Lech Wałęsa napisał książkę „Moja III RP”. Zdaniem recenzenta „Dziennika” ideę dzieła doskonale wyraża następujący fragment: „Oddałem wszystko narodowi jak stukilową sztabę złota. Naród nieprzygotowany, zaskoczony, upuścił ją sobie na palec u nogi, zawył z bólu i pretensje miał do mnie, że to dostał. Nie wiedział, co z tym zrobić, przerzucał od jednych do drugich, aż w końcu oddał małym, mściwym ludziom, populistom i demagogom, którzy przetapiają złoto na brzytwy”.
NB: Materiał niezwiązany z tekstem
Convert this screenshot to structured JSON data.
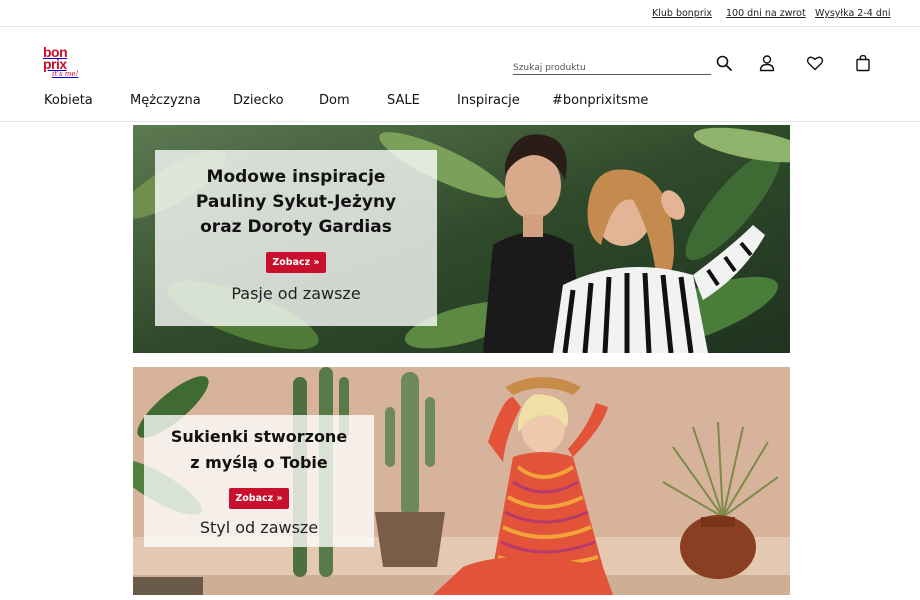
{
  "topbar": {
    "links": [
      "Klub bonprix",
      "100 dni na zwrot",
      "Wysyłka 2-4 dni"
    ]
  },
  "brand": {
    "line1": "bon",
    "line2": "prix",
    "tagline": "it's me!",
    "color": "#c8102e"
  },
  "search": {
    "placeholder": "Szukaj produktu"
  },
  "header_icons": [
    "search-icon",
    "account-icon",
    "wishlist-heart-icon",
    "shopping-bag-icon"
  ],
  "nav": {
    "items": [
      "Kobieta",
      "Mężczyzna",
      "Dziecko",
      "Dom",
      "SALE",
      "Inspiracje",
      "#bonprixitsme"
    ]
  },
  "banners": [
    {
      "title_lines": [
        "Modowe inspiracje",
        "Pauliny Sykut-Jeżyny",
        "oraz Doroty Gardias"
      ],
      "button": "Zobacz »",
      "subtitle": "Pasje od zawsze"
    },
    {
      "title_lines": [
        "Sukienki stworzone",
        "z myślą o Tobie"
      ],
      "button": "Zobacz »",
      "subtitle": "Styl od zawsze"
    }
  ],
  "colors": {
    "accent": "#c8102e",
    "border": "#e6e6e6"
  }
}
Prezydent Lech Kaczyński złożył wizytę w Chicago, gdzie przyjmowany był ciepło, choć najwyraźniej nie wszyscy witający wiedzieli dokładnie, kogo goszczą. Gdy składał wieniec pod pomnikiem Katyńskim, został powitany jako Lech Wałęsa. Podczas lunchu w chicagowskim Council of Globar Affairs, gdzie wygłosił wykład, szef placówki nie pomylił go wprawdzie z Wałęsą, ale za to z Aleksandrem Kwaśniewskim.

Na szczęście z nikim nie została pomylona Nelly Rokita, która towarzyszyła prezydentowi w amerykańskiej wyprawie. Wprawdzie w Nowym Jorku dziennikarze zadali jej kłopotliwe pytanie, co robi doradca ds. kobiet na szczycie dotyczącym zmian klimatycznych, ale pani Nelly udzieliła zręcznej odpowiedzi.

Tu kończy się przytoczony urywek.